I look up and meet his eyes, and instantly he knows it’s something bad. My eyes well as I prepare myself to say it out loud for the first time. “It’s dad,” I tell him as the tears fall from my eyes. “He’s be reassigned. He’s not coming back.”
“Fuck,” Nate curses before his arm scoops under my legs. He lifts me into his arms and carries me over to my bed before climbing in beside me. I curl around him and lay my head on his chest where he holds me until the tears finally run their course.
Chapter 13
Mom had been home from Australia for all of a week when an envelope from dad’s work arrived in the mail and it’s been sitting on the kitchen table for three days now, unopened and untouched. Both of us not wanting to know what horrors hide inside. Last time we got one of these envelopes, dad had no idea about it
“You’ve got to open it,” I tell mom as we sit around the table, staring at the stupid thing.

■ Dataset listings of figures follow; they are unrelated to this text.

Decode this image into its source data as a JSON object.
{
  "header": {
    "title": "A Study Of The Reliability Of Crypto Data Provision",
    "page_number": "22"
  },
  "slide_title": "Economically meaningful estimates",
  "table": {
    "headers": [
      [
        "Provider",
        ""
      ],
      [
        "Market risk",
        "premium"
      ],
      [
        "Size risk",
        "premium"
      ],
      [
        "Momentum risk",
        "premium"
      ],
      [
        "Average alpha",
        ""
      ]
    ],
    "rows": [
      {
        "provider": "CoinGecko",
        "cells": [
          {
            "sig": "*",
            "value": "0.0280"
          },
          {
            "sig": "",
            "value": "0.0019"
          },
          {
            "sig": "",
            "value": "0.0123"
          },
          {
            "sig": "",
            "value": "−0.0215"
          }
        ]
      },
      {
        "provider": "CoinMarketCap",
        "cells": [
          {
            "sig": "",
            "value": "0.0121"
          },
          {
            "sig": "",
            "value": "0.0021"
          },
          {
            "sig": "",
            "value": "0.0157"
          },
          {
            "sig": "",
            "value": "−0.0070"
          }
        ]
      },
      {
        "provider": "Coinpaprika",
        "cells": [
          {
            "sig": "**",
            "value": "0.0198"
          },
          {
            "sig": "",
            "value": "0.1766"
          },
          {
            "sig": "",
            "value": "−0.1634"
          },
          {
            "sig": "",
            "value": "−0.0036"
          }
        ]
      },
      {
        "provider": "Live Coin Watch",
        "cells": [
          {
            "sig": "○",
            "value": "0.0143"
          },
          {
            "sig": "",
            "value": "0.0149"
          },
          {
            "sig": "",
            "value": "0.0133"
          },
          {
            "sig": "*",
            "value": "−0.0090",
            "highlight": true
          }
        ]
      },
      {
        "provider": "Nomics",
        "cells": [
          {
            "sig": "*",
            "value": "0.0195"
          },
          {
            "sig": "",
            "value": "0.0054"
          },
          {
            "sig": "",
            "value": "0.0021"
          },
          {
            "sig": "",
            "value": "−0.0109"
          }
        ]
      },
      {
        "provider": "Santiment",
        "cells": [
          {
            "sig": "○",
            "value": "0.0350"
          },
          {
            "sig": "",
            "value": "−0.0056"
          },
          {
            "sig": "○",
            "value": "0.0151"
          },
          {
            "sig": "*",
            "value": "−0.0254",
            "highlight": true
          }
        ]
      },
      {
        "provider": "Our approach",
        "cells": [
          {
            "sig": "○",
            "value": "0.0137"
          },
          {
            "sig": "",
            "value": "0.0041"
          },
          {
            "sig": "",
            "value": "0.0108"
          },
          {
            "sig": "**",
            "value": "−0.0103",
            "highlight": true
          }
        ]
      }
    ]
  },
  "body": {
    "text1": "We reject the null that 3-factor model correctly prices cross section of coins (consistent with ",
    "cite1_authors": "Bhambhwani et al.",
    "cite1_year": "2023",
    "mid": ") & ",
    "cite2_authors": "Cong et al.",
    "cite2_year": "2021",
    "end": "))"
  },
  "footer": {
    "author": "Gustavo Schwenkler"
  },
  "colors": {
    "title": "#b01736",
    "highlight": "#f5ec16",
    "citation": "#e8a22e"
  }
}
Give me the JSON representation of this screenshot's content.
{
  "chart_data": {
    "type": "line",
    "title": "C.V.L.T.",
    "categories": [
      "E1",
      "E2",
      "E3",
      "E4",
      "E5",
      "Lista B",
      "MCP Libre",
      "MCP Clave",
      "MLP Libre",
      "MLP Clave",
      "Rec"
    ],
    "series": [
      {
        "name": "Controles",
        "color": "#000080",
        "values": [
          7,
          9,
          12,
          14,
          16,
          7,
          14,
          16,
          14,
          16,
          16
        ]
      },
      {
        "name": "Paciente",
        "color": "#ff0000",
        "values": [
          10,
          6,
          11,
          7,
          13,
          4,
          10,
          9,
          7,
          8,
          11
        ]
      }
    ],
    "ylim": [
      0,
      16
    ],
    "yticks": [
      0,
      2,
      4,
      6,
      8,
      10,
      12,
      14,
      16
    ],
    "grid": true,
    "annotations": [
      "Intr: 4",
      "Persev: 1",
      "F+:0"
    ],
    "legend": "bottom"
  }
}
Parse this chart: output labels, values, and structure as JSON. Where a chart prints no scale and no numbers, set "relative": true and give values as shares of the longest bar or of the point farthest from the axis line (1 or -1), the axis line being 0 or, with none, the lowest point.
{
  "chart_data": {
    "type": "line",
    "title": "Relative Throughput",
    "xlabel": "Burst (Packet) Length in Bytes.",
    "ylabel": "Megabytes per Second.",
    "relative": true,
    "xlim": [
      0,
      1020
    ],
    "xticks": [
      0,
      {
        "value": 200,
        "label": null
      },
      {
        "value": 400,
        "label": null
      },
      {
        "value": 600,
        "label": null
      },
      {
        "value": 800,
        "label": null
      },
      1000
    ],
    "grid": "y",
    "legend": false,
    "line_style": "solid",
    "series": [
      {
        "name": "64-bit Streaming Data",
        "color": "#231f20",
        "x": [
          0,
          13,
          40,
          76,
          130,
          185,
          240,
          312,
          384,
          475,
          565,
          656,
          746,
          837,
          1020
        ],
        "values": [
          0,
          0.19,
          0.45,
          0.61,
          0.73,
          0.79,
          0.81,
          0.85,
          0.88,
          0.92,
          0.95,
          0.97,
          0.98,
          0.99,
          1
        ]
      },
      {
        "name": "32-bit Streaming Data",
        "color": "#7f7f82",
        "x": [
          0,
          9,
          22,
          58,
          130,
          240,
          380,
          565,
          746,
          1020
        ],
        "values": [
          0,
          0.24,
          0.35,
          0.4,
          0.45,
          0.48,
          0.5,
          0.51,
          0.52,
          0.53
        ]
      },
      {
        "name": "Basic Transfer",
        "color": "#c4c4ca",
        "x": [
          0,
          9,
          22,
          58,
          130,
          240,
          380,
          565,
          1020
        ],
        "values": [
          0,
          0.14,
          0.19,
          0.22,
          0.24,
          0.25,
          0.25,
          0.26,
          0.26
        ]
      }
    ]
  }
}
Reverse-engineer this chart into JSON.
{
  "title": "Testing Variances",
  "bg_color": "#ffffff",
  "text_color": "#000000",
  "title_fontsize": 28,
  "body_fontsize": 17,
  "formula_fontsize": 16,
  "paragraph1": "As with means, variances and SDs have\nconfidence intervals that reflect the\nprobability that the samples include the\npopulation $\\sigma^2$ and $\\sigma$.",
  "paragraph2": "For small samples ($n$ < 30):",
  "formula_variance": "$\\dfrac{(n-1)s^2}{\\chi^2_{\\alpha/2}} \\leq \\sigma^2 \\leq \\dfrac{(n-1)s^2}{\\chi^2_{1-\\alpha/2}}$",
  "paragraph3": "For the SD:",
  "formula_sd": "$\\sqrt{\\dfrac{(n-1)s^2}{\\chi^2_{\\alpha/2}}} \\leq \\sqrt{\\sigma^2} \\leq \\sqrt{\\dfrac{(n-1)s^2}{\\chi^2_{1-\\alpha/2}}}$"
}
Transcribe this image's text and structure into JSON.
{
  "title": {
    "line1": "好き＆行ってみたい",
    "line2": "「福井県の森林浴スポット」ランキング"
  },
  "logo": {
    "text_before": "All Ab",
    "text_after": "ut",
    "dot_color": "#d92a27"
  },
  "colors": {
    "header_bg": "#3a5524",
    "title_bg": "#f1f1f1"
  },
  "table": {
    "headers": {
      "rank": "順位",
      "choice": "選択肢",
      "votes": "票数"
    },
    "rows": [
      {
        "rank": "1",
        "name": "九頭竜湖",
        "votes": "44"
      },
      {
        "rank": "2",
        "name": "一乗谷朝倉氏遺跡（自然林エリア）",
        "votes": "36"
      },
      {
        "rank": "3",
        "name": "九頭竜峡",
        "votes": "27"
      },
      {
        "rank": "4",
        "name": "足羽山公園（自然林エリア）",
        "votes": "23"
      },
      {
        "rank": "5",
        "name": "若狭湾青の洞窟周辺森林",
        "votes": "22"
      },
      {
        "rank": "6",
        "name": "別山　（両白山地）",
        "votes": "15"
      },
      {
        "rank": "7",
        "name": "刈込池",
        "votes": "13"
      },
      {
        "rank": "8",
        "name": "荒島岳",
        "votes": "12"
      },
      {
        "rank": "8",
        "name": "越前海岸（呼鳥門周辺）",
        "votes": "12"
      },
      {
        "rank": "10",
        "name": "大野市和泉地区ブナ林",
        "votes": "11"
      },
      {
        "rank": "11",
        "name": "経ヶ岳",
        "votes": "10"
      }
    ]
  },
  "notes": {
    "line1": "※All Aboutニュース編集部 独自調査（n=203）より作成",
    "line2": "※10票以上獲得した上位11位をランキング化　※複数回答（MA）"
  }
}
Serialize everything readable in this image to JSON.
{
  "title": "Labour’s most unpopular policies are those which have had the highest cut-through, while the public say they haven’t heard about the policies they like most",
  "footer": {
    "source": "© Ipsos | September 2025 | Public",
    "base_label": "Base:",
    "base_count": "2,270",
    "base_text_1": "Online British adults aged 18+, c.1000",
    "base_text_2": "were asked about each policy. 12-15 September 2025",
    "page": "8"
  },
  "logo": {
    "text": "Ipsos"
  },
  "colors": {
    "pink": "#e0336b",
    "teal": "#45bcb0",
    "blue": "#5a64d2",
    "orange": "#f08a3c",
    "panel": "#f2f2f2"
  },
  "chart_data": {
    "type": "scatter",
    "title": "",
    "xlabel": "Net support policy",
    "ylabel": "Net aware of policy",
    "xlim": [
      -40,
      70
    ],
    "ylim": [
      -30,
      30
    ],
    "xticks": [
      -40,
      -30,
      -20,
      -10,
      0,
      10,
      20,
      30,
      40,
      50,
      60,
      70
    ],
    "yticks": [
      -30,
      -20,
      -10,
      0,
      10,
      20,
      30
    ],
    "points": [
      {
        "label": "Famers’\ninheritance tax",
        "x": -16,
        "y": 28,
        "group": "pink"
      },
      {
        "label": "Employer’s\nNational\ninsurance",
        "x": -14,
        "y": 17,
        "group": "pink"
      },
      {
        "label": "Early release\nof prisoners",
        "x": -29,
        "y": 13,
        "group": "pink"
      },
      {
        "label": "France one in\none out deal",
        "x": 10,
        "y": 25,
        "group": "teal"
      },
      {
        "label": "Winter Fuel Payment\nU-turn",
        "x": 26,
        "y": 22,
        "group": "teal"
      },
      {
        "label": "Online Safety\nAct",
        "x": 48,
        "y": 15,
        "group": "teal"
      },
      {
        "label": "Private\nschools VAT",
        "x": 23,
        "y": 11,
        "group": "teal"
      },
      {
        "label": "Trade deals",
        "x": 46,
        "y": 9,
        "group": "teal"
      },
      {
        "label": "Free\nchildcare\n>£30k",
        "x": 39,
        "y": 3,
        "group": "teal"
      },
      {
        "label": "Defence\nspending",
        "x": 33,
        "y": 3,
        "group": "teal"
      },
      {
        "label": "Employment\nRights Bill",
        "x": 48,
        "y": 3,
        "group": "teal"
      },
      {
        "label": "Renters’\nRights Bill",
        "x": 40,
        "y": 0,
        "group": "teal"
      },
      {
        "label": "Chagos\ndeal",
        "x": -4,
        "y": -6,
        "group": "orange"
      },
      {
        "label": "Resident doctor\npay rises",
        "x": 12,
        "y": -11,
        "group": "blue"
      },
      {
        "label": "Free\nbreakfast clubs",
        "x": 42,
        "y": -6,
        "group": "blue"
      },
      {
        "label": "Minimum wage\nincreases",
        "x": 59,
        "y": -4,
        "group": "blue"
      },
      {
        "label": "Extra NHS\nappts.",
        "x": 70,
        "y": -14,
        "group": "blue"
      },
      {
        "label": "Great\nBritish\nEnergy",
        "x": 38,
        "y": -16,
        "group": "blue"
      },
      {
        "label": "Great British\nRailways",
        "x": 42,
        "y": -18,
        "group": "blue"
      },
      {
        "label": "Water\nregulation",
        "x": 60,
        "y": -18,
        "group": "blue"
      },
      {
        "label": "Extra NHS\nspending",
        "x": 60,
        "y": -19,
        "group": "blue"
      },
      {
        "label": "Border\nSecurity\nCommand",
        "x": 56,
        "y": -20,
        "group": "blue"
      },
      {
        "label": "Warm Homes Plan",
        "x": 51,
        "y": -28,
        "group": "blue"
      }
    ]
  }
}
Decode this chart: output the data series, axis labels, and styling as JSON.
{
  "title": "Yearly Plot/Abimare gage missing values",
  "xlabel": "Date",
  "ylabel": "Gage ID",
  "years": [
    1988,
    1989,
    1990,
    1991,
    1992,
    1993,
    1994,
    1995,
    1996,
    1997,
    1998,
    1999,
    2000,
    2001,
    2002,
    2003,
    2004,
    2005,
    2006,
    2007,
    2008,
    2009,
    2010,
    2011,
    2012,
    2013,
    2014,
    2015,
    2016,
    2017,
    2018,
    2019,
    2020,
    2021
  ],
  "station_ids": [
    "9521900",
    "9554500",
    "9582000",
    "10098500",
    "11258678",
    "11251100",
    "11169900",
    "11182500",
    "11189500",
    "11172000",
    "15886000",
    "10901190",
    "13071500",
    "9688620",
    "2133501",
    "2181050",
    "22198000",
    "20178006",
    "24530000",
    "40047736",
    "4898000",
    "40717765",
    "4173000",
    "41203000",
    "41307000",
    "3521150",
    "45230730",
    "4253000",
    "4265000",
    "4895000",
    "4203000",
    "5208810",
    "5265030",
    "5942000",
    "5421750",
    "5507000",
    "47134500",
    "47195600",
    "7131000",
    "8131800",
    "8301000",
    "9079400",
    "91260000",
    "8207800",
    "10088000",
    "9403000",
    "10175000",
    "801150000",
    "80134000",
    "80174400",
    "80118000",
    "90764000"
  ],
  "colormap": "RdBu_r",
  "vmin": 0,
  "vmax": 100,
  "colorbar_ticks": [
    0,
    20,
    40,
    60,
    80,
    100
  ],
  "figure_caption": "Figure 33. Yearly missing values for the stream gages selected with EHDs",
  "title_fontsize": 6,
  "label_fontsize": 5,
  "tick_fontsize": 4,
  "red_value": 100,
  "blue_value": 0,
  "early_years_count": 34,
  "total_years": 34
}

“No,” she says. “You open it.
“I’m not opening it. He’s your husband.”
“He’s your father,” she snaps back.
I let out a groan and push myself up from the table. “Where do you think you’re going?” she says. “I told you, neither one of us are leaving this table until it’s done.”
“I’m getting something to drink,” I tell her as I walk straight past the kitchen and to dad’s alcohol cabinet in search of the expensive stuff. “What do you think?” I call as I survey the options. “Whiskey, rum, bourbon or vodka?”
“I am not getting wasted with my seventeen year old daughter,” she calls back.
“Vodka it is,” I say, reaching in and grabbing the pretty bottle. I see a couple of shot glasses on top and decide to go without. I have a feeling we’ll probably go through the whole bottle, swigging from the top. I mean, I know I’ve missed three weeks of school and I’m supposed to be going back in the morning, but this seems a little more important. I can deal with the consequences tomorrow.
I walk back out to mom and put the bottle down on the table. “Drink up,” I tell her.
She looks horrified at the bottle I’ve put before her. “No. I don’t think so.”
“Mom,” I say, using a scolding tone that she usually reserves for me. “Opening this letter is going to suck. For both of us,” I tell her before indicating to the bottle. “We’re going to need this. Come tomorrow, we can pretend that it never happened.”
She narrows her eyes, deep in thought before surprising the hell out of me and launching forward before grabbing the bottle. “Fine, but not a word about this to anyone. I don’t need those bitchy Country Club mothers looking down on me for getting drunk with my teenage daughter, and besides, if you tell anyone, I’ll tell them you’re lying.”